Probability Judgments

Julia Marcus, an epidemiologist at Harvard Medical School, was on a recent episode of the Ezra Klein show to discuss thinking about personal risk during the COVID-19 Pandemic. Klein and Marcus talked about the ways in which the United States Government has failed to help provide people with structures for thinking about risk, and how this has pushed risk decisions onto individuals. They talked about how this creates pressures on each of us to determine what activities are worthwhile, what is too risky for us, and how we can know if there is a high probability of infection in one setting relative to another.

 

On the podcast they acknowledged what Daniel Kahneman writes about in his book Thinking Fast and Slow – humans are not very good at making probability judgments. Risk is all about probability. It is fraught with uncertainty, with with small likelihoods of very bad outcomes, and with conflicting opinions and desires. Our minds, especially our normal operating mode of quick associations and judgments, doesn’t have the capacity to think statistically in the way that is necessary to make good probability judgments.

 

When we try to think statistically, we often turn to substitutions, as Kahneman explains in his book. “We asked ourselves how people manage to make judgments of probability without knowing precisely what probability is. We concluded that people must somehow simplify that impossible task and we set out to find how they do it. Our answer was that when called upon to judge probability, people actually judge something else and believe they have judged probability.”

 

This is very important when we think about our actions, and the actions of others, during this pandemic. We know it is risky to have family dinners with our loved ones, and we ask ourselves if it is too risky to get together with our parents, with siblings who are at risk due to health conditions, and if we shouldn’t be in the same room with a family member who is a practicing medical professional. But in the end, we answer a different question. We ask how much we miss our parents, if we think it is important to be close to our family, and if we really really want some of mom’s famous pecan pie.

 

As Klein and Marcus say during the podcast, it is a lot easier to be angry at people at a beach than to make probability judgments about a small family dinner.

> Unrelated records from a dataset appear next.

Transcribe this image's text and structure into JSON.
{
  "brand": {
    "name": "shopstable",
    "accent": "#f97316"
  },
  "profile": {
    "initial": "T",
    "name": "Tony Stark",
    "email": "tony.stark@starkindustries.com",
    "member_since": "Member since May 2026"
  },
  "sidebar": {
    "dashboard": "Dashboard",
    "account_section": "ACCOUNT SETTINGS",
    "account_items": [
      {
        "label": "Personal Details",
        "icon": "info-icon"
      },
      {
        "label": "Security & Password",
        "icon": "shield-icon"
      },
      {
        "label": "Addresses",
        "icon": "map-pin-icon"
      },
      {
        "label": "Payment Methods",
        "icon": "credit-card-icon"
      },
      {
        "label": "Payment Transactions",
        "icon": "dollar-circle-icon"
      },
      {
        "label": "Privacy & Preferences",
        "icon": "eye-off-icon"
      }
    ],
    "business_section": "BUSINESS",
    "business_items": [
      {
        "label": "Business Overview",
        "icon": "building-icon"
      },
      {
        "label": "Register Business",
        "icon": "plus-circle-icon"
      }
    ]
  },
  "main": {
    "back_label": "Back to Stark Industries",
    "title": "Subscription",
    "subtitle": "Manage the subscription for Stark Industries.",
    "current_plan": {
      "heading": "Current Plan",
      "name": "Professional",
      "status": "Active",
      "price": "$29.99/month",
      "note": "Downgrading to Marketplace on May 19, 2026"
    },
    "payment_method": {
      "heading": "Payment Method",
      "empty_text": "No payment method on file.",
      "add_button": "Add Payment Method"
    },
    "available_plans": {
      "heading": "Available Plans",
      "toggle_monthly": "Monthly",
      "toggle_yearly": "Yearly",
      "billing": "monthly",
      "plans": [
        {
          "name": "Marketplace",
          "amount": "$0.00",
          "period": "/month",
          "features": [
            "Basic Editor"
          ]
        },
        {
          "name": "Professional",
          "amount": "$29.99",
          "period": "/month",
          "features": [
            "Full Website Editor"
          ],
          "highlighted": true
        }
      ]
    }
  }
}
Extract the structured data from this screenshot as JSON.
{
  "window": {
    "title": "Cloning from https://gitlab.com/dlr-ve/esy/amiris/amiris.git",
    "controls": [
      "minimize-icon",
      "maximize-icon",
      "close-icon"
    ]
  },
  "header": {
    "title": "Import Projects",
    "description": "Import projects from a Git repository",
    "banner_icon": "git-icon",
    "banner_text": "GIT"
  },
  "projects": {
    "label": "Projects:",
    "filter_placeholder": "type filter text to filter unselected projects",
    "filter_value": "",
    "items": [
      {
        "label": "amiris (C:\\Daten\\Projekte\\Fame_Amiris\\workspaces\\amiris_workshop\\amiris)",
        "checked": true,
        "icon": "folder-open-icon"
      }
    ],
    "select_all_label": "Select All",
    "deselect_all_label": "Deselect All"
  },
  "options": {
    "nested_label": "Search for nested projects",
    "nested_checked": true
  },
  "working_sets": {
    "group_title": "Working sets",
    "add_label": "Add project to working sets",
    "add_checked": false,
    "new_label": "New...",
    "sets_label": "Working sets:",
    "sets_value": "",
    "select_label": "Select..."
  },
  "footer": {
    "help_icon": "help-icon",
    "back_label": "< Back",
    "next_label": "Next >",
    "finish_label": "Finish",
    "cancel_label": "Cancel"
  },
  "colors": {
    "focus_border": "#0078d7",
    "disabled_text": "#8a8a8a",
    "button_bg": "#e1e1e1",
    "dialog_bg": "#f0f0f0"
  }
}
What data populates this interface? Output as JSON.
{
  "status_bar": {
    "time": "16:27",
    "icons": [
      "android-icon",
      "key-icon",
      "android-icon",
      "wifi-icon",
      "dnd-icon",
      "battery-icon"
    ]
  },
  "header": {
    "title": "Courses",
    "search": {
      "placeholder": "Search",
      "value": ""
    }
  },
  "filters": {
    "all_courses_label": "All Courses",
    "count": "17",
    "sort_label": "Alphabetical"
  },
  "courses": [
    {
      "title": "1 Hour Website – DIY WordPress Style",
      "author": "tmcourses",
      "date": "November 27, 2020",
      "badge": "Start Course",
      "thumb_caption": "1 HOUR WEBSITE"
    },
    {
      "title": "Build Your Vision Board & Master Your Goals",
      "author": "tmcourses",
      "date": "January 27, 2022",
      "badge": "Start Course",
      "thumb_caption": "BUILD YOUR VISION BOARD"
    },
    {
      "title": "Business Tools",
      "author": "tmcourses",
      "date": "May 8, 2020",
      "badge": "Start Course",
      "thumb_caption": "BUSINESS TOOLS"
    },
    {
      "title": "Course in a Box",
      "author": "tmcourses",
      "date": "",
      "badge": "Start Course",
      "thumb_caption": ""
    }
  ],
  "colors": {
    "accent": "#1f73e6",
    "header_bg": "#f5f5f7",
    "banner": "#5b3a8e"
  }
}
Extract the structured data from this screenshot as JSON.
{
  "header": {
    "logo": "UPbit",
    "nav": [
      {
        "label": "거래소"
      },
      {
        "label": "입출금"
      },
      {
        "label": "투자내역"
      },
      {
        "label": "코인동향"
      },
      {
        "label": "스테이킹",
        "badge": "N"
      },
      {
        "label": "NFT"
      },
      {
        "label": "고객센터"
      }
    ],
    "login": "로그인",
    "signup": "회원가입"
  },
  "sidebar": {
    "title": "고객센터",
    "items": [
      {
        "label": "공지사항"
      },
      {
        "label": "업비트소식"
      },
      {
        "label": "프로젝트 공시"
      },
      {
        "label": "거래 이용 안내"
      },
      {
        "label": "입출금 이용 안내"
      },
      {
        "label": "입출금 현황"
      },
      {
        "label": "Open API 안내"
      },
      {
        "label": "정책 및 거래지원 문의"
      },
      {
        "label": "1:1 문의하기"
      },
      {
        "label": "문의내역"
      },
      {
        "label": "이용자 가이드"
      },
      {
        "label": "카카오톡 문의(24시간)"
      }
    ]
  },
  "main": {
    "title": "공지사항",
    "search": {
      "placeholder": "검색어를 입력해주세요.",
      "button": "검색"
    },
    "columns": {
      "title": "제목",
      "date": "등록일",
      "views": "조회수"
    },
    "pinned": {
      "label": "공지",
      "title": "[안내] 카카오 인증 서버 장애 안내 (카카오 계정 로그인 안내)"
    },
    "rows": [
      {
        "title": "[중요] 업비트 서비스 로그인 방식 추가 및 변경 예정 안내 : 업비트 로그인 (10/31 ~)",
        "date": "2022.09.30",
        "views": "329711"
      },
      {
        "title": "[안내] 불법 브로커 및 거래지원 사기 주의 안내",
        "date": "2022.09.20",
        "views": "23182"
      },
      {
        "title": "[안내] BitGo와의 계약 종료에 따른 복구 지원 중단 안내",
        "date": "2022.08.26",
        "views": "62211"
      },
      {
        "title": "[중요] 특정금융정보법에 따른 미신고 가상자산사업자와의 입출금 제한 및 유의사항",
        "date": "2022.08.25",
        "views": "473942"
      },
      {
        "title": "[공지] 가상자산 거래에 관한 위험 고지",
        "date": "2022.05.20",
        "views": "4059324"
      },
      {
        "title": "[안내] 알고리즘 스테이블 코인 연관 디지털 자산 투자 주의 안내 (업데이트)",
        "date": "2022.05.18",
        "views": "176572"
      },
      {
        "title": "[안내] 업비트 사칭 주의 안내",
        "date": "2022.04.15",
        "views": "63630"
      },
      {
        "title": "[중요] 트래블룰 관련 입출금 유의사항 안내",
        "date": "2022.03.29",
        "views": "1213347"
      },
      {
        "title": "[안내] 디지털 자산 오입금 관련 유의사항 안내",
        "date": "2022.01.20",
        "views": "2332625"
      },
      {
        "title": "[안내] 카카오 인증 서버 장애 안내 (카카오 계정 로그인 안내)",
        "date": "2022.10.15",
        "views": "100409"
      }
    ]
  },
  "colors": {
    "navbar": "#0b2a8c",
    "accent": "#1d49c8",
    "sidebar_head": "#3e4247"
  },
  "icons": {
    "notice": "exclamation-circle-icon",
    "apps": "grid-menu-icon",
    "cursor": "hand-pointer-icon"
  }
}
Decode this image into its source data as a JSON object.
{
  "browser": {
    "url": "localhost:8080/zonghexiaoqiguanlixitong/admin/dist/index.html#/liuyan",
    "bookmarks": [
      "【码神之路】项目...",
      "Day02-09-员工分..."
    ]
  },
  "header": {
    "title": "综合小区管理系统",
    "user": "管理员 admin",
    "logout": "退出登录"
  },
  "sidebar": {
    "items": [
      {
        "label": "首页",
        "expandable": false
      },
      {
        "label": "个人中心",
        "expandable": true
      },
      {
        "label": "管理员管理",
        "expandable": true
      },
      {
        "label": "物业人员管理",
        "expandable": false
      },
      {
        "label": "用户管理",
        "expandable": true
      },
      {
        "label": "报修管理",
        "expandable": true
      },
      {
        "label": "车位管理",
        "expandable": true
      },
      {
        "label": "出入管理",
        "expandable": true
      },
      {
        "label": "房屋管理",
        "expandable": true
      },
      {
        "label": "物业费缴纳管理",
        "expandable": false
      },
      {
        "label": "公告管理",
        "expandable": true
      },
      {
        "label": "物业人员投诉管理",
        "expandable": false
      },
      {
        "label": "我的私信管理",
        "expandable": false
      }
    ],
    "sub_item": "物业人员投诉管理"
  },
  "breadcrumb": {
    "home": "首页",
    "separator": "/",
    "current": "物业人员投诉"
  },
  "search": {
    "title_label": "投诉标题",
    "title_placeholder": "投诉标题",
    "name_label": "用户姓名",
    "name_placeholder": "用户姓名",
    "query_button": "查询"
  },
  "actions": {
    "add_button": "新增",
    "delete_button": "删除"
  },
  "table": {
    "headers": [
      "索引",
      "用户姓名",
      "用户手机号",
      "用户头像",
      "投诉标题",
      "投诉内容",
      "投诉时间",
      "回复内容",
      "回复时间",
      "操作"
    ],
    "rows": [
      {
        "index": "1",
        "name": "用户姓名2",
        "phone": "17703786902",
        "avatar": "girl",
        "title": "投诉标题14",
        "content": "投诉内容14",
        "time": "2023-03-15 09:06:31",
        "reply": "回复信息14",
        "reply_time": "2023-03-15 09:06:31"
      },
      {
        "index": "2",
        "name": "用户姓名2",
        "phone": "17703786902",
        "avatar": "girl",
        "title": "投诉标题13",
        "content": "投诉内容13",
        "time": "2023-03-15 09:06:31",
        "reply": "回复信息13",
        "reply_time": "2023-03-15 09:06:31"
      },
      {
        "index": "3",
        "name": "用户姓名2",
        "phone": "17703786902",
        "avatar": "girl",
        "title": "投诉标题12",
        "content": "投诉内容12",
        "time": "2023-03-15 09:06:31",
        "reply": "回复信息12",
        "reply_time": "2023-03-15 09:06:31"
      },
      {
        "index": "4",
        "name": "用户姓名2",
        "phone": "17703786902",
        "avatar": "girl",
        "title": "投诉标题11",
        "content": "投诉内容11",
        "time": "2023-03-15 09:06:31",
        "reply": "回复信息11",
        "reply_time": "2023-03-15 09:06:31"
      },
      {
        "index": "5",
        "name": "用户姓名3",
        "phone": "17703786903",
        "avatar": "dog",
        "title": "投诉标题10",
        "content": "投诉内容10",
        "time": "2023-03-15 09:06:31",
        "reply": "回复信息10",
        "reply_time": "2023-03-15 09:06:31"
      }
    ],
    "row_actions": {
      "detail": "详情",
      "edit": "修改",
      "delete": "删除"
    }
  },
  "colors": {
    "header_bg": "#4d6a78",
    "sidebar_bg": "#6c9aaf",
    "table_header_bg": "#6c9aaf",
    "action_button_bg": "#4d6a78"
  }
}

When governments, public health officials, and employers fail to establish systems to help us navigate the risk, we place the responsibility back onto individuals, so that we can have someone to blame, some sense of control, and an outlet for the frustrations that arise when our mind can’t process probability. We distort probability judgments and ask more symbolic questions about social cohesion, family love, and isolation. The answer to our challenges would be better and more responsive institutions and structures to manage risk and mediate probability judgments. The individual human mind can only substitute easier questions for complex probability judgments, and it needs visual aids, better structures, and guidance to help think through risk and probability in an accurate and reasonable manner.